Ireleth & Askam St Peter's



Grace recently asked for a pic of the memorial inside St Peter's parish church, Ireleth ... Here it is ...

Askam & Ireleth war memorial committee's initial proposals, were wildly over ambitious at a time of financial restraint (!sounds familiar!). Eventually the trustees, probably through the offices of the Reverend Ridley, approached Mowbray and Company of London, an established firm of church furnishers, requesting a design for a memorial plaque. This was produced and displayed in the window of Askam co-operative society’s shop in Duke Street through the course of September 1920. On October 4, a special parish vestry meeting was called to discuss the sanctioning ‘or otherwise’ of a faculty for the placing of the plaque on the south wall of the nave of St Peter’s parish church. In chairing the meeting the vicar noted that both the design and the suggested location of the memorial had ‘the sanction and support’ of the relatives of the named dead. The proposal for the faculty was unanimously accepted.

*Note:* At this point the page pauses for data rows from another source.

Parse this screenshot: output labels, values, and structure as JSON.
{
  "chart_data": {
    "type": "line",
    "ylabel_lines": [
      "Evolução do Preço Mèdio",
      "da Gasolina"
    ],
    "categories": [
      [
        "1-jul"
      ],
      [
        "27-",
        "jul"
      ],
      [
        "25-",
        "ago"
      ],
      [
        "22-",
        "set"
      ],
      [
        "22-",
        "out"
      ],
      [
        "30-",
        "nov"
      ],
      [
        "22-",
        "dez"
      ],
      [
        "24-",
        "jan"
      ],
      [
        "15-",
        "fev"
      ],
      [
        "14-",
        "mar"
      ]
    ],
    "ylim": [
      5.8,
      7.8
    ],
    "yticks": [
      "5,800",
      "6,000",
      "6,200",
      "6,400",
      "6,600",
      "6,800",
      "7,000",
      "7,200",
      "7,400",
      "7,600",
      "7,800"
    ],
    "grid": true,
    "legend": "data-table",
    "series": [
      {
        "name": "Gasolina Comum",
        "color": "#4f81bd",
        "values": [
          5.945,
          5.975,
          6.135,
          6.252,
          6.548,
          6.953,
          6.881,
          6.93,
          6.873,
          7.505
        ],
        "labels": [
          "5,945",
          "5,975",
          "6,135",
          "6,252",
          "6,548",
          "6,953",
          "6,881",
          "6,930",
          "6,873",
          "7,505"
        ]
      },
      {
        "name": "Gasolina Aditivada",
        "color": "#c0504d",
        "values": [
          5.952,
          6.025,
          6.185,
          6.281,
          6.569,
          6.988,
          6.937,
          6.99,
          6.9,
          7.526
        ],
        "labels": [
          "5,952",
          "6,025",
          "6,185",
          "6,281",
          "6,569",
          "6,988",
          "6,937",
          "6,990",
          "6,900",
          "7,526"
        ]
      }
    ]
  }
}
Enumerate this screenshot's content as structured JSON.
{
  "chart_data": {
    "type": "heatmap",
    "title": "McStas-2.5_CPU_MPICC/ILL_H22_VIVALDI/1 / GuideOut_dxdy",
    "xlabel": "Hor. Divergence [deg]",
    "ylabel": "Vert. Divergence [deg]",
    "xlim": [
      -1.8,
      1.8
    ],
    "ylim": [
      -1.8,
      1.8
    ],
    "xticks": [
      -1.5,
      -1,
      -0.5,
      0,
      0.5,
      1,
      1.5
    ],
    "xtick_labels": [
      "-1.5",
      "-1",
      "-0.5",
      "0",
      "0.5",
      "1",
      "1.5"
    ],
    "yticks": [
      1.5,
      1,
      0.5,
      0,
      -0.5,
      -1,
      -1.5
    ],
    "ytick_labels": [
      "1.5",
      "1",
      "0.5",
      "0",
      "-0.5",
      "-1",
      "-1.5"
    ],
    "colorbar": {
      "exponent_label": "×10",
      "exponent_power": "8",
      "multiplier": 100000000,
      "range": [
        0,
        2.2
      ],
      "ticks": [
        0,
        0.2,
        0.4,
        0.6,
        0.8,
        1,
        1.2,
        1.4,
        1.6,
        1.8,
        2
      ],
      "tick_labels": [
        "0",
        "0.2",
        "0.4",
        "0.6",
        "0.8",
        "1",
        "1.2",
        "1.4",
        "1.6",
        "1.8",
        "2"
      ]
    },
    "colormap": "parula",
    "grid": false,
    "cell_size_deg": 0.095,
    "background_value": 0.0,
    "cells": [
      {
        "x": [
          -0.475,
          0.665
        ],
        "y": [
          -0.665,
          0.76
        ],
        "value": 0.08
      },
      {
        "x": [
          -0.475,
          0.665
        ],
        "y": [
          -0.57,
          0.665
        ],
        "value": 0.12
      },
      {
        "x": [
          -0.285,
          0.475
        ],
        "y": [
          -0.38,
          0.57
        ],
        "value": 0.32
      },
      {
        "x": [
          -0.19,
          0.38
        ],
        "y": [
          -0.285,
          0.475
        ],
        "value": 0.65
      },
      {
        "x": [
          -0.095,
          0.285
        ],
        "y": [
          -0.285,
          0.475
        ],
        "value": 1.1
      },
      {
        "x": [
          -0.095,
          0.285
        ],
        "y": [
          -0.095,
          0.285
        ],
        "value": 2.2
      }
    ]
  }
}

The memorial of cast bronze mounted on a pale cream marble slab was installed in the church by John Baxter Riley of Sea-View, Ireleth; undertaker, sexton, monumental mason, joiner and parish clerk. The plaque was formally unveiled on Sunday, March 19, 1921 by Captain J. M. Challinor, M.C., of  ‘Nether Close’, Ireleth. It cost something in excess of £150 of which £101.14s had been raised by public subscription up to that time.  Challinor was the son in law of Henry Mellon, chair of the war memorial committee.


Captain Johnson McMillan (Jack) Challinor was the son of Sam Challinor, the village doctor in the late 1800s. He had won the Military Cross serving with the King's Own Scottish Borderers at Hill 60 in 1915.

He was awarded the Military Cross for his actions during the Battle of St Julien on the 5th May, when the Battalion, part of a sorely depleted 13th Infantry Brigade, was ordered to retake a section of Hill 60 that had been retaken by the Germans. Two companies, 'C' and 'D' led the assault, but heavy fire forced them to retire to the trenches from which their attacks had been launched. However 2 platoons under the command of Lieutenant Challinor managed to gain a somewhat tenuous position, and stuck it out until only the officer and 3 men were left. This party only withdrew when the flanking forces were ordered to retire. He was promoted to Captain in May.

He  and his wife, Hilda, lost their son, Neil, to meningitis at new year 1919/20 when the boy was only 6 months old. He himself died in 1928 of heart failure, aged 41, and was buried in St Peter's churchyard.
 

1 comment:

Grace said...

Thanks so much for the photo of the plaque. I really appreciate it.(I am only just now seeing it because I only went back to look at the page where I left my previous comment/request, and today being Veterans' Day, I came back again).